Enterprise Data Science
Scalable Machine Learning in the Enterprise with Dask
Jun 27, 2018By Anaconda Team
You’ve been hearing the hype for years: machine learning can have a magical, transformative impact on your business, putting key insights into the hands of decision-makers and driving industries forward. But many organizations today still struggle to extract value from their machine learning initiatives. Why?
Building & Training Models on Your Laptop is No Longer Good Enough
One of the biggest reasons machine learning projects fail to produce tangible results in the enterprise is the inability to scale models. Leading data scientists understand that, by harnessing larger training sets, they can build models that are more effective.
According to Open AI, the largest AI training runs have increased exponentially every 3.5 months. Their research shows that compute has grown by 300,000x since AlexNet was released in 2012.
What this means is that data scientists must plan to scale their model training, as simply building and training models on their laptops is no longer good enough. But even the most popular tools for machine learning are not designed to scale. Scikit-learn, for example, works well with data that fits on a local machine, but when your data volumes require multiple cores or nodes, it cannot help you.
Historically, data scientists have turned to distributed computing frameworks like Spark to train large datasets. This approach is not ideal, however. Assuming an enterprise data science team has access to a Spark cluster, they still must rewrite the code in Spark, which is both time-consuming and introduces the potential for reproducibility errors.
However, as we learned in Anaconda Data Scientist Tom Augspurger’s recent webinar, Scalable Machine Learning with Dask, there is now an easy alternative for scaling model training: Dask.

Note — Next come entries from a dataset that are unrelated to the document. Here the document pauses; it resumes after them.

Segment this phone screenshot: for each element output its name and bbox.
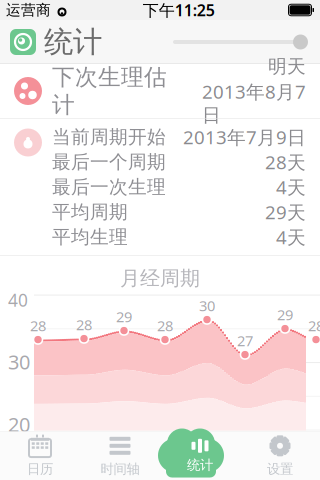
staticText: 4天: [276, 225, 306, 249]
staticText: 28: [157, 316, 173, 335]
button[interactable]: 最后一个周期: [52, 150, 306, 174]
staticText: 明天: [268, 55, 306, 78]
staticText: 平均周期: [52, 200, 128, 223]
staticText: 运营商: [6, 1, 51, 19]
button[interactable]: 日历: [0, 431, 80, 480]
staticText: 28: [30, 316, 46, 335]
button[interactable]: 设置: [240, 431, 320, 480]
button[interactable]: 统计: [10, 24, 102, 60]
staticText: 月经周期: [120, 266, 200, 291]
staticText: 最后一个周期: [52, 150, 166, 173]
staticText: 28: [308, 316, 320, 335]
button[interactable]: 平均周期: [52, 200, 306, 224]
button[interactable]: 时间轴: [80, 431, 160, 480]
staticText: 20: [8, 411, 30, 438]
staticText: 下午11:25: [143, 0, 215, 21]
staticText: 28天: [265, 150, 306, 174]
staticText: 日历: [27, 461, 53, 477]
button[interactable]: 统计: [160, 431, 240, 480]
staticText: 40: [8, 289, 28, 312]
staticText: 29: [277, 305, 293, 324]
button[interactable]: 最后一次生理: [52, 174, 306, 200]
staticText: 30: [8, 348, 30, 375]
staticText: 统计: [44, 24, 102, 60]
staticText: 29天: [265, 200, 306, 224]
staticText: 29: [116, 307, 132, 326]
staticText: 28: [76, 315, 92, 334]
staticText: 2013年7月9日: [183, 125, 306, 149]
staticText: 平均生理: [52, 226, 128, 248]
staticText: 时间轴: [100, 461, 140, 477]
staticText: 当前周期开始: [52, 126, 166, 148]
staticText: 设置: [267, 461, 293, 477]
button[interactable]: 平均生理: [52, 224, 306, 250]
staticText: 4天: [276, 175, 306, 199]
button[interactable]: 当前周期开始: [52, 124, 306, 150]
staticText: 下次生理估计: [52, 63, 167, 119]
staticText: 30: [199, 296, 215, 315]
button[interactable]: 下次生理估计: [0, 64, 320, 118]
staticText: 27: [237, 331, 253, 350]
staticText: 最后一次生理: [52, 176, 166, 198]
staticText: 统计: [187, 457, 213, 473]
staticText: 2013年8月7日: [202, 79, 306, 127]
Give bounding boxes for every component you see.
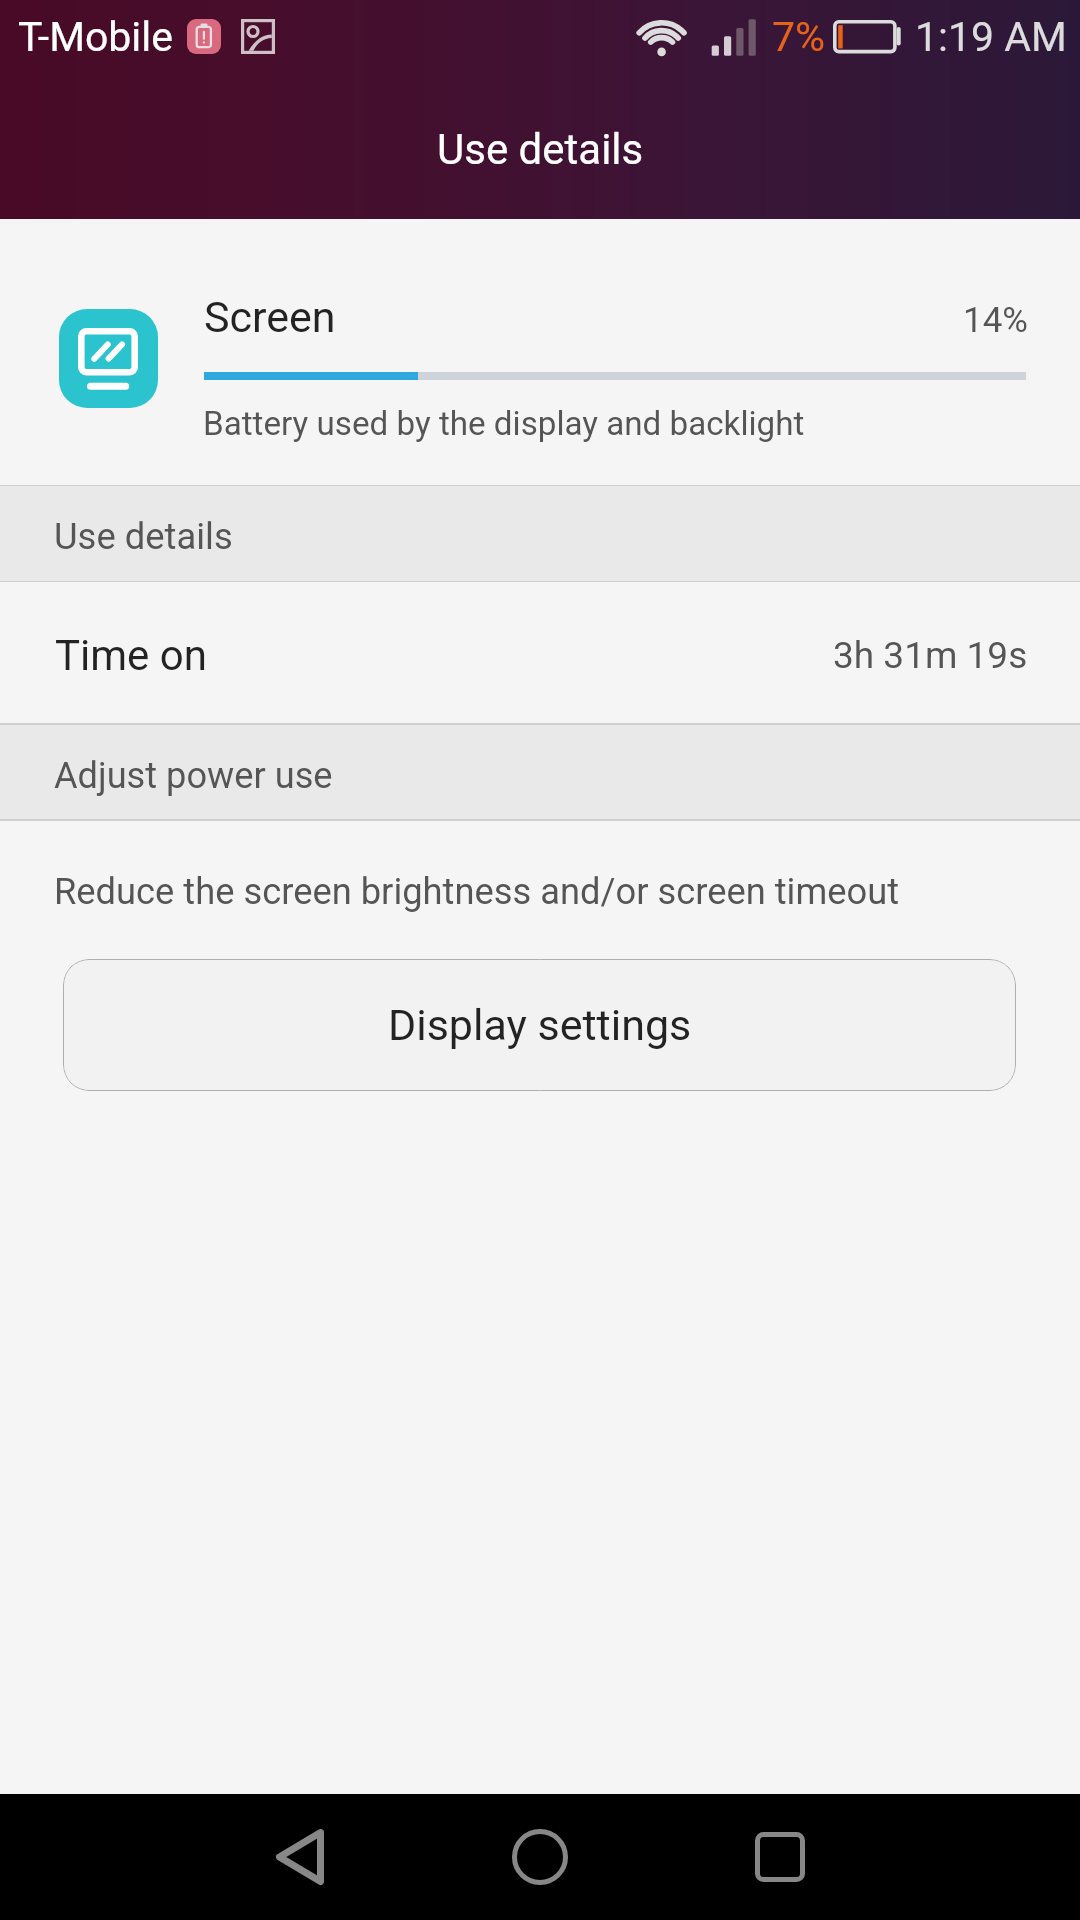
staticText: Battery used by the display and backligh… [203, 404, 805, 443]
button[interactable]: Time on [0, 582, 1080, 723]
staticText: 14% [963, 300, 1028, 341]
button[interactable]: Home [420, 1794, 660, 1920]
staticText: T-Mobile [18, 13, 174, 61]
staticText: Reduce the screen brightness and/or scre… [54, 870, 900, 913]
staticText: 1:19 AM [915, 13, 1067, 61]
staticText: Adjust power use [54, 754, 333, 796]
staticText: Time on [55, 631, 207, 680]
staticText: Use details [437, 125, 644, 174]
button[interactable]: Display settings [63, 959, 1016, 1091]
button[interactable]: Recent apps [660, 1794, 900, 1920]
staticText: 7% [772, 13, 826, 61]
staticText: Screen [204, 292, 336, 342]
staticText: Display settings [388, 1000, 692, 1050]
staticText: Use details [54, 515, 233, 558]
staticText: 3h 31m 19s [833, 634, 1028, 677]
button[interactable]: Back [180, 1794, 420, 1920]
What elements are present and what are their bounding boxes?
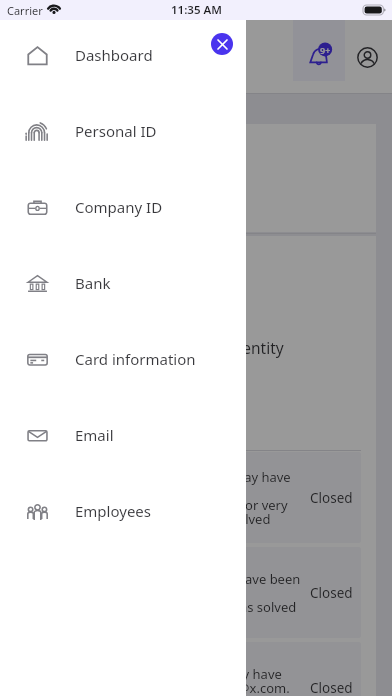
staticText: Carrier bbox=[7, 3, 43, 18]
button[interactable]: Your details have been changed now, but … bbox=[14, 547, 361, 638]
staticText: Personal ID bbox=[75, 121, 157, 141]
staticText: Verify your identity bbox=[146, 337, 284, 358]
staticText: Email bbox=[75, 425, 114, 445]
staticText: Someone may have used to user@x.com. Con… bbox=[162, 665, 290, 696]
button[interactable]: Company ID bbox=[0, 169, 246, 245]
staticText: Dashboard bbox=[75, 45, 153, 65]
button[interactable]: Something may have happened for your acc… bbox=[14, 452, 361, 543]
button[interactable]: Notifications bbox=[293, 20, 345, 81]
button[interactable]: Personal ID bbox=[0, 93, 246, 169]
staticText: Card information bbox=[75, 349, 196, 369]
button[interactable]: Card information bbox=[0, 321, 246, 397]
staticText: Something may have happened for your acc… bbox=[162, 468, 291, 528]
staticText: Company ID bbox=[75, 197, 163, 217]
staticText: Your details have been changed now, but … bbox=[162, 570, 301, 616]
button[interactable]: Email bbox=[0, 397, 246, 473]
staticText: Bank bbox=[75, 273, 111, 293]
button[interactable] bbox=[16, 124, 376, 232]
button[interactable]: Account bbox=[353, 43, 382, 72]
button[interactable]: Dashboard bbox=[0, 17, 246, 93]
button[interactable]: Someone may have used to user@x.com. Con… bbox=[14, 642, 361, 696]
staticText: Employees bbox=[75, 501, 151, 521]
button[interactable]: Bank bbox=[0, 245, 246, 321]
staticText: Closed bbox=[310, 584, 353, 602]
staticText: 9+ bbox=[320, 44, 331, 56]
button[interactable]: Close menu bbox=[211, 33, 233, 55]
staticText: Closed bbox=[310, 489, 353, 507]
staticText: Closed bbox=[310, 679, 353, 696]
button[interactable]: Employees bbox=[0, 473, 246, 549]
staticText: 11:35 AM bbox=[171, 2, 222, 18]
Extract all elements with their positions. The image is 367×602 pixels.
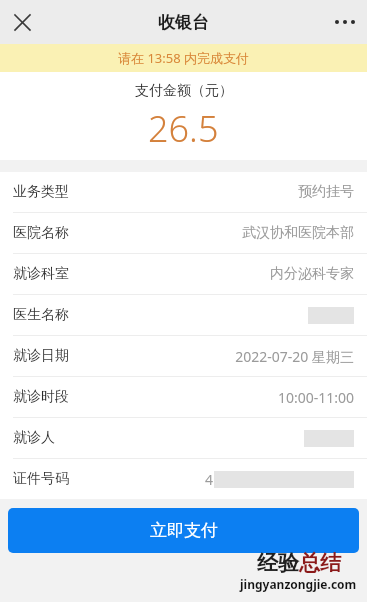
staticText: 10:00-11:00 <box>277 388 354 407</box>
staticText: jingyanzongjie.com <box>240 576 357 592</box>
staticText: 业务类型 <box>13 183 69 201</box>
button[interactable]: 立即支付 <box>8 508 359 553</box>
staticText: 支付金额（元） <box>135 82 233 100</box>
staticText: 预约挂号 <box>298 183 354 201</box>
staticText: 经验 <box>257 550 299 576</box>
button[interactable]: 就诊人 <box>0 418 367 458</box>
staticText: 就诊时段 <box>13 388 69 406</box>
staticText: 就诊人 <box>13 429 55 447</box>
staticText: 武汉协和医院本部 <box>242 224 354 242</box>
staticText: 4 <box>205 470 214 489</box>
staticText: 内分泌科专家 <box>270 265 354 283</box>
button[interactable]: 就诊科室 <box>0 254 367 294</box>
staticText: 医院名称 <box>13 224 69 242</box>
staticText: 26.5 <box>148 104 219 153</box>
staticText: 总结 <box>299 550 341 576</box>
button[interactable]: More options <box>323 0 367 44</box>
button[interactable]: 就诊日期 <box>0 336 367 376</box>
button[interactable]: Close <box>0 0 44 44</box>
button[interactable]: 医院名称 <box>0 213 367 253</box>
button[interactable]: 证件号码 <box>0 459 367 499</box>
button[interactable]: 业务类型 <box>0 172 367 212</box>
staticText: 2022-07-20 星期三 <box>235 347 354 366</box>
staticText: 医生名称 <box>13 306 69 324</box>
staticText: 就诊日期 <box>13 347 69 365</box>
button[interactable]: 医生名称 <box>0 295 367 335</box>
staticText: 立即支付 <box>150 520 218 541</box>
staticText: 收银台 <box>158 12 209 33</box>
button[interactable]: 就诊时段 <box>0 377 367 417</box>
staticText: 就诊科室 <box>13 265 69 283</box>
staticText: 证件号码 <box>13 470 69 488</box>
staticText: 请在 13:58 内完成支付 <box>118 49 249 67</box>
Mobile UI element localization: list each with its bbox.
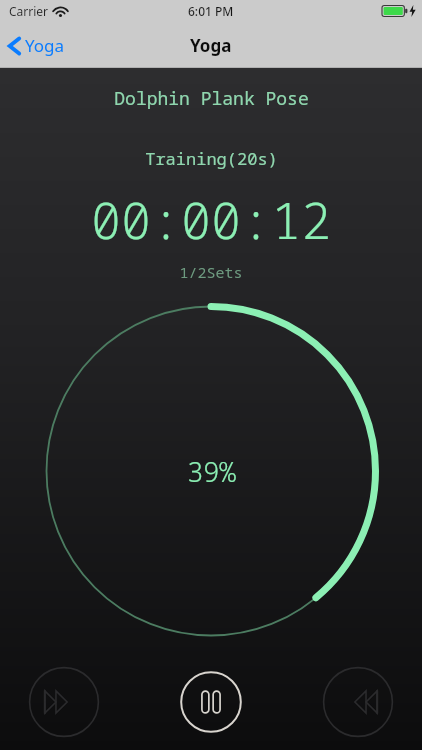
staticText: Yoga: [190, 34, 232, 57]
staticText: Training(20s): [145, 147, 278, 170]
staticText: 00:00:12: [91, 186, 331, 254]
button[interactable]: Previous: [28, 666, 100, 738]
staticText: 1/2Sets: [179, 262, 243, 282]
button[interactable]: Next: [322, 666, 394, 738]
button[interactable]: Yoga: [0, 28, 75, 63]
staticText: Yoga: [25, 34, 65, 57]
staticText: 39%: [187, 453, 236, 490]
staticText: 6:01 PM: [188, 3, 234, 19]
staticText: Dolphin Plank Pose: [114, 86, 309, 111]
staticText: Carrier: [9, 3, 49, 19]
button[interactable]: Pause: [178, 669, 244, 735]
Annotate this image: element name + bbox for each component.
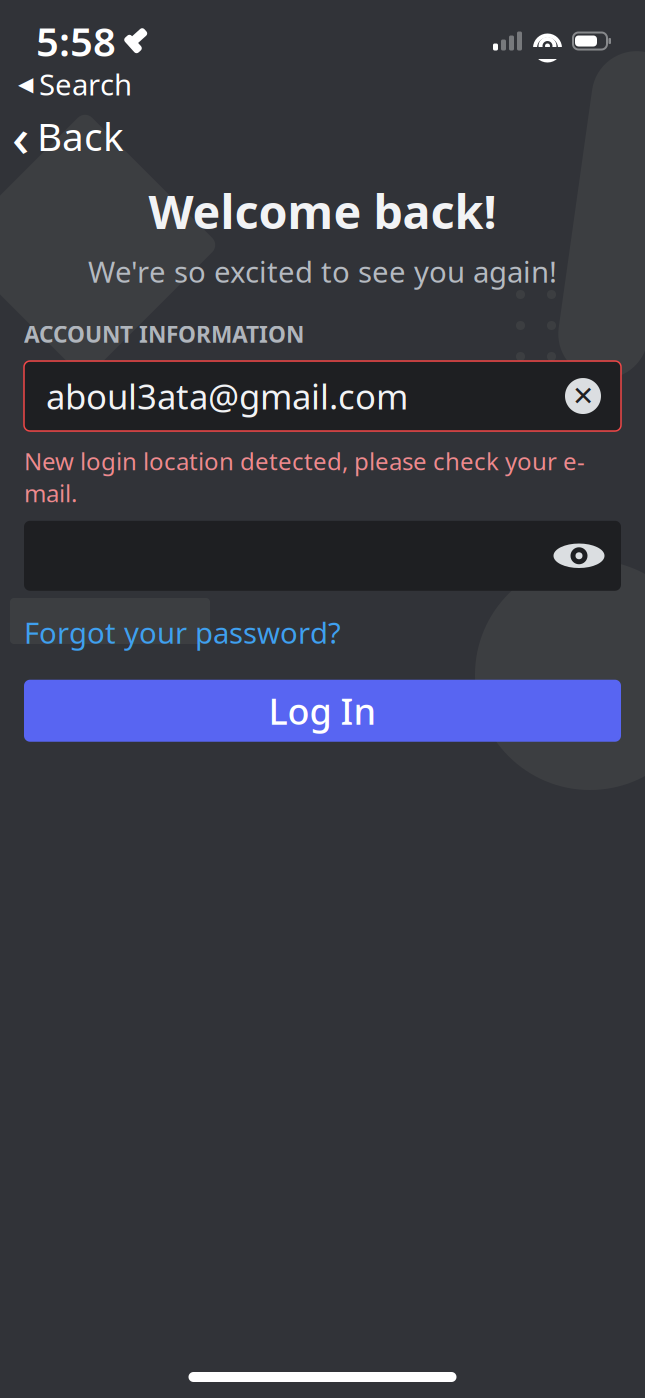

Scale Your Machine Learning Systems in the Enterprise with Dask
With Dask, data scientists can use the familiar APIs they know—including scikit-learn, XGBoost, and TensorFlow—and, with slight modification, scale their model training to thousands of nodes on a cluster. As Tom demonstrated, data scientists can now perform compute-intensive tasks like hyper-parameter optimization on large datasets with relative ease. This means that model training takes less time and model accuracy improves.
Even better, Dask scales down nicely. For data volumes that don’t fit in memory but are not so large that a cluster is required, Dask can still parallelize computation on a single machine. This is extremely useful for data scientists that experiment with samples of their data. With Dask, they do not have to rewrite their code as they increase from sample data to larger training sets, saving them significant time.
While Dask is open source and freely available, many of our enterprise customers leverage Dask as part of their Anaconda Enterprise deployments. Anaconda Enterprise is the AI enablement platform for data science teams at scale. It offers not only a scalable environment to build and train models on infrastructure ranging from a single machine to thousands of nodes, but also a simple, robust platform for model deployment and management.
With the single click of a button, data scientists can deploy models into production in seconds, quickly delivering insights into the hands of decision-makers without IT intervention or laborious server-side coding. Meanwhile, Anaconda Enterprise keeps IT happy by offering security, governance, and scale that provide them with control without sacrificing productivity.